37I find that, at the time the treatment plan for the psychological assessment was submitted, it was not reasonable and necessary. No clinical notes and records have been produced indicating that the applicant was suffering from psychological symptoms as a result of the accident. Even in the OCF-3 relied upon by the applicant, no psychological symptoms were indicated. The reports from the s. 44 assessors from August 2019 mention some psychological symptoms, but do not delve into this further. In any event, the OCF-18 was submitted over a year later, and there is no evidence of the applicant’s psychological condition during that time.

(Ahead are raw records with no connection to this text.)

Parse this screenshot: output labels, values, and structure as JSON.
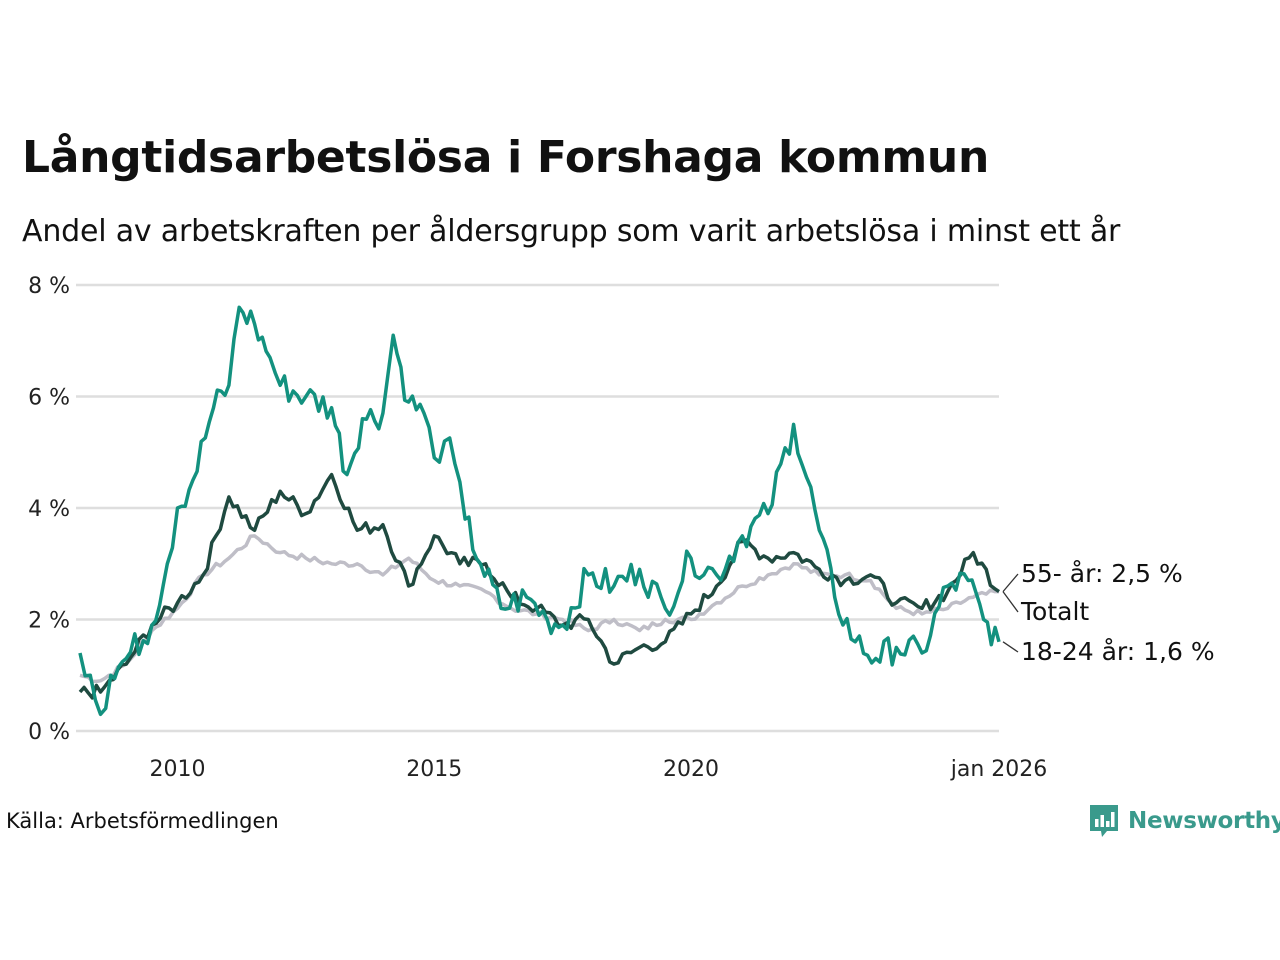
{
  "title": "Långtidsarbetslösa i Forshaga kommun",
  "subtitle": "Andel av arbetskraften per åldersgrupp som varit arbetslösa i minst ett år",
  "source": "Källa: Arbetsförmedlingen",
  "brand": {
    "name": "Newsworthy",
    "icon": "newsworthy-logo-icon"
  },
  "colors": {
    "young": "#13917f",
    "old": "#1f4a40",
    "total": "#bfbec7",
    "grid": "#dedede"
  },
  "chart_data": {
    "type": "line",
    "title": "Långtidsarbetslösa i Forshaga kommun",
    "xlabel": "",
    "ylabel": "",
    "xlim": [
      2008.1,
      2026.0
    ],
    "ylim": [
      0,
      8
    ],
    "yticks": [
      0,
      2,
      4,
      6,
      8
    ],
    "ytick_labels": [
      "0 %",
      "2 %",
      "4 %",
      "6 %",
      "8 %"
    ],
    "xticks": [
      2010,
      2015,
      2020,
      2026.0
    ],
    "xtick_labels": [
      "2010",
      "2015",
      "2020",
      "jan 2026"
    ],
    "grid": true,
    "series": [
      {
        "name": "Totalt",
        "label": "Totalt",
        "key": "total",
        "x": [
          2008.1,
          2008.5,
          2009.0,
          2009.5,
          2010.0,
          2010.5,
          2011.0,
          2011.5,
          2012.0,
          2012.5,
          2013.0,
          2013.5,
          2014.0,
          2014.5,
          2015.0,
          2015.5,
          2016.0,
          2016.5,
          2017.0,
          2017.5,
          2018.0,
          2018.5,
          2019.0,
          2019.5,
          2020.0,
          2020.5,
          2021.0,
          2021.5,
          2022.0,
          2022.5,
          2023.0,
          2023.5,
          2024.0,
          2024.5,
          2025.0,
          2025.5,
          2026.0
        ],
        "values": [
          1.0,
          0.9,
          1.2,
          1.8,
          2.2,
          2.8,
          3.1,
          3.5,
          3.2,
          3.1,
          3.0,
          3.0,
          2.8,
          3.1,
          2.7,
          2.6,
          2.5,
          2.2,
          2.1,
          2.0,
          1.8,
          2.0,
          1.8,
          2.0,
          2.0,
          2.3,
          2.6,
          2.8,
          3.0,
          2.8,
          2.8,
          2.7,
          2.2,
          2.1,
          2.2,
          2.4,
          2.5
        ]
      },
      {
        "name": "55- år",
        "label": "55- år: 2,5 %",
        "key": "old",
        "x": [
          2008.1,
          2008.5,
          2009.0,
          2009.5,
          2010.0,
          2010.5,
          2011.0,
          2011.5,
          2012.0,
          2012.5,
          2013.0,
          2013.5,
          2014.0,
          2014.5,
          2015.0,
          2015.5,
          2016.0,
          2016.5,
          2017.0,
          2017.5,
          2018.0,
          2018.5,
          2019.0,
          2019.5,
          2020.0,
          2020.5,
          2021.0,
          2021.5,
          2022.0,
          2022.5,
          2023.0,
          2023.5,
          2024.0,
          2024.5,
          2025.0,
          2025.5,
          2026.0
        ],
        "values": [
          0.7,
          0.7,
          1.2,
          1.9,
          2.3,
          2.8,
          4.2,
          3.6,
          4.3,
          3.9,
          4.6,
          3.6,
          3.7,
          2.6,
          3.5,
          3.0,
          3.0,
          2.4,
          2.2,
          1.9,
          2.0,
          1.2,
          1.5,
          1.6,
          2.1,
          2.6,
          3.4,
          3.1,
          3.2,
          2.9,
          2.7,
          2.8,
          2.3,
          2.2,
          2.5,
          3.2,
          2.5
        ]
      },
      {
        "name": "18-24 år",
        "label": "18-24 år: 1,6 %",
        "key": "young",
        "x": [
          2008.1,
          2008.3,
          2008.5,
          2008.7,
          2009.0,
          2009.5,
          2009.8,
          2010.0,
          2010.3,
          2010.7,
          2011.0,
          2011.2,
          2011.5,
          2011.8,
          2012.0,
          2012.5,
          2013.0,
          2013.3,
          2013.6,
          2014.0,
          2014.2,
          2014.5,
          2014.8,
          2015.0,
          2015.2,
          2015.4,
          2015.6,
          2015.9,
          2016.3,
          2016.8,
          2017.2,
          2017.5,
          2018.0,
          2018.5,
          2019.0,
          2019.5,
          2020.0,
          2020.5,
          2021.0,
          2021.5,
          2022.0,
          2022.5,
          2022.8,
          2023.2,
          2023.6,
          2024.0,
          2024.5,
          2025.0,
          2025.4,
          2025.7,
          2026.0
        ],
        "values": [
          1.4,
          1.0,
          0.3,
          1.0,
          1.3,
          1.9,
          3.0,
          4.0,
          4.5,
          5.8,
          6.2,
          7.6,
          7.3,
          6.7,
          6.2,
          6.0,
          5.8,
          4.6,
          5.6,
          5.7,
          7.1,
          5.9,
          5.7,
          4.9,
          5.2,
          4.8,
          3.8,
          3.0,
          2.2,
          2.4,
          2.0,
          1.9,
          2.8,
          2.6,
          2.9,
          2.2,
          3.1,
          2.8,
          3.5,
          3.9,
          5.5,
          3.6,
          2.4,
          1.6,
          1.3,
          1.5,
          1.4,
          2.6,
          2.7,
          2.0,
          1.6
        ]
      }
    ]
  }
}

38The only indication of the applicant’s psychological symptoms at the time the treatment plan was submitted was noted in the OCF-18 itself. I do not know what otherwise prompted the request for a psychological assessment in September 2020, especially given the applicant’s own statement to Dr. Lee that she felt she did not require psychological treatment. An OCF-18 alone is not objective medical evidence. Further, as indicated above, I am not persuaded by Dr. Aghamohseni’s report.
39For all of those reasons, I find that the applicant has not met her burden in proving on a balance of probabilities that the treatment plan is reasonable and necessary.
Interest
40Interest applies on the payment of any overdue benefits pursuant to s. 51 of the Schedule. As no benefits are overdue, interest is not payable.
Award
41The applicant sought an award under s. 10 of Reg. 664. Under s. 10, the Tribunal may grant an award of up to 50 per cent of the total benefits payable if it finds that an insurer unreasonably withheld or delayed the payment of benefits. As I have found that none of the benefits in dispute are owing, there is no basis upon which to consider an award.
ORDER
42The applicant has not demonstrated on a balance of probabilities that she is entitled to treatment beyond the $3,500.00 limit of the Minor Injury Guideline.
43The applicant is not entitled to the treatment plan for a psychological assessment.
44Given that there are no benefits owed, the applicant is not entitled to interest pursuant to s. 51 of the Schedule.
45The respondent is not liable to pay an award under s. 10 of O. Reg. 664.